Just a bunch of lemmings… | Arnold Cassola

AD spokesperson on EU and International Affairs Arnold Cassola says Malta could be influential but lacks the initiative

Arnold Cassola
Arnold Cassola

Despite Malta's small size, Arnold Cassola, the green party's spokesperson on EU and International Affairs, says the country wields an extraordinary amount of influential power but doesn't use it.

"The problem is that Malta has a tendency to lack initiative and only take a position only after larger countries have decided their position. It was impossible for Malta not to be on the frontline during the Arab Spring but the Maltese only reacted after other larger countries.

"AD is more outspoken and would be more proactive. If Malta does not take the lead, the country needs to be conscious of its position and ensure voices are heard," Cassola says.
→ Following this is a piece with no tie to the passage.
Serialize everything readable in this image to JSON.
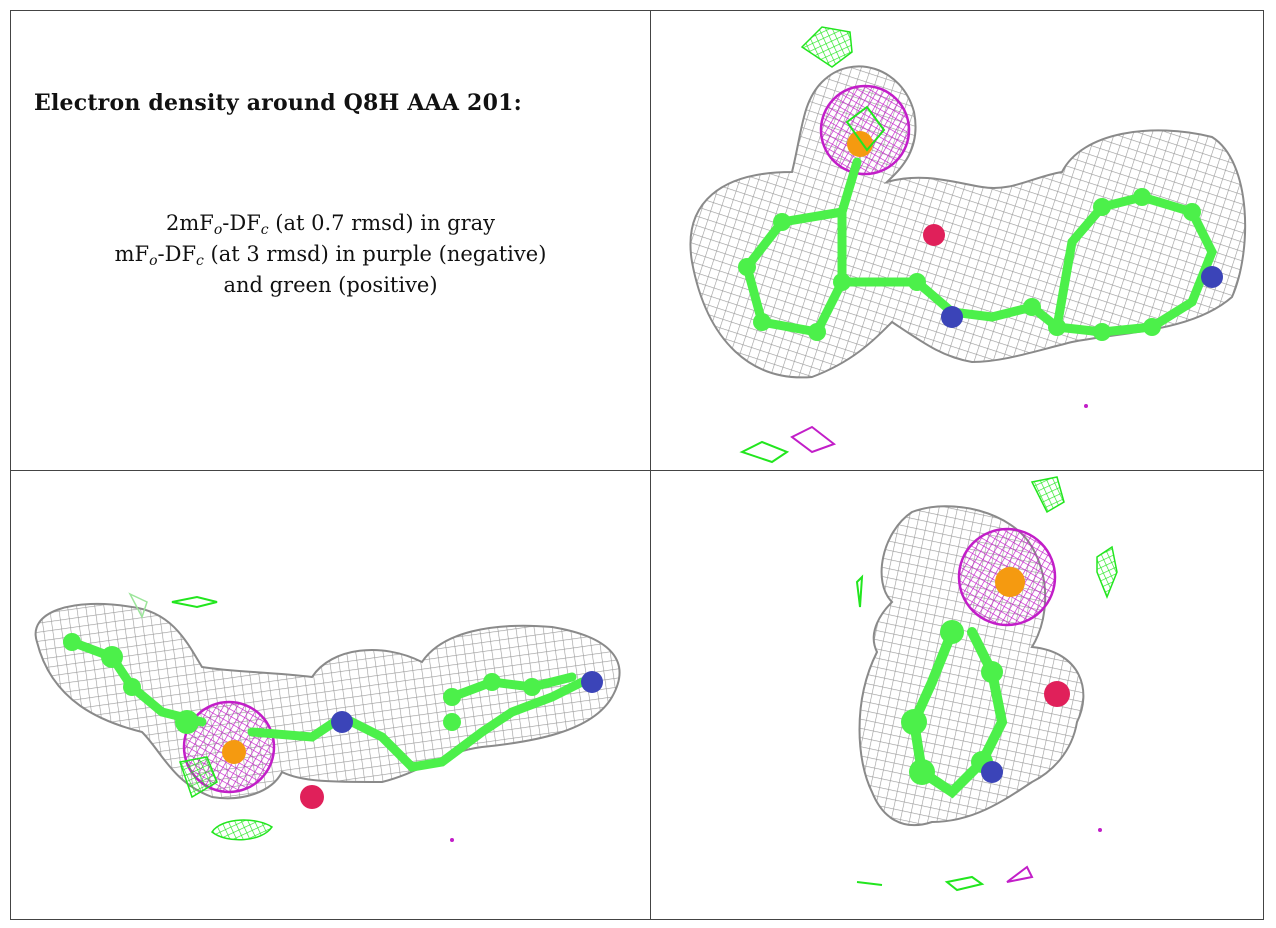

However, Cassola admits that the foreign minister has a hard task because his or her position calls for representation of the whole country.

"On the whole, the government and foreign ministry have done some commendable work and given appropriate relevance to international issues. Spokespersons like myself and the Labour Party's have an easier time when speaking up or criticising because we represent our parties and not the whole country.

"But, referring to the situation in Syria, Libya and Egypt, we can't be equidistant between those shooting and those being shot at in order for us to remain neutral," Cassola says.

He also says that silence can also be a hindrance in itself and would simply give carte-blanche to the continued shooting of civilians.

"The Maltese government spoke against the suppression by Syrian President Bashar al-Assad but lacks the courage to speak to the Chinese and Russian representatives about the veto which means they are all, including Malta, giving the carte-blanche to continued shooting of civilians," Cassola says.

Cassola also points out that, like other countries, Malta made no reference to the protests in Bahrain last year or the more recent clashes this week which resulted in doctors being arrested for curing the injured.

"The Maltese government should be proactive in its approach and prioritise their agenda. Malta tends to align itself with the majority," Cassola adds.

Referring to Malta's current political situation, Cassola says that it is not normal and the uncertainty has been felt by the people.

"Whatever the government says, the crisis has affected the Maltese people. A government should not be holding onto power but exercising it. The government is currently just hanging on to how Franco Debono decides to vote, if at all.

"If we're going to have continuous episodes of indecisiveness and have to hold on to the speaker's vote for 15 months, the only end, for the benefit of the country, would be to call for general elections," he explains.

Saying that parliament is being unnecessarily delayed because of political instability, Cassola also said that when it comes to EU agreements, like ACTA, the Maltese parliament cannot continue to work on a "part-time basis".

"Tonio Fenech's excuse is that he sent the ACTA documents out to MUESAC members but no one responded, and so there were no objections... which is why it was signed.

"It is ridiculous. One cannot expect to resolve issues by sending out emails. This actually goes to show how impotent our parliament is. Our parliament is made up of part-timers and cannot continue handling the daily running of countries," Cassola stressed.

Cassola says that MPs don't have time to debate agreements before being signed which means the government does not really know what has been signed until after it has been signed.

"Both the government and parliament should be full-time and not working in parliament as though it is a part-time hobby. When it comes to agreements like ACTA, Malta's parliament should open an office in the EU parliament like every other country has done. Malta is the only country without an office," he says.

He explains that an office would allow parliament to highlight new documents for discussions before anything is approved.

"The government currently reacts after the approval of documents. We could easily be influencing the building process of such directives. Parliament needs to know what is being discussed and can do this with a full-time parliament office.

"I also believe that the Committee of EU and foreign affairs should be working full-time to examine documents of proposed laws because they currently don't have time. Then, when passed by the EU, they say, 'Iiiiii madoff! We didn't know!' when they had the opportunity to discuss them for six months," Cassola says.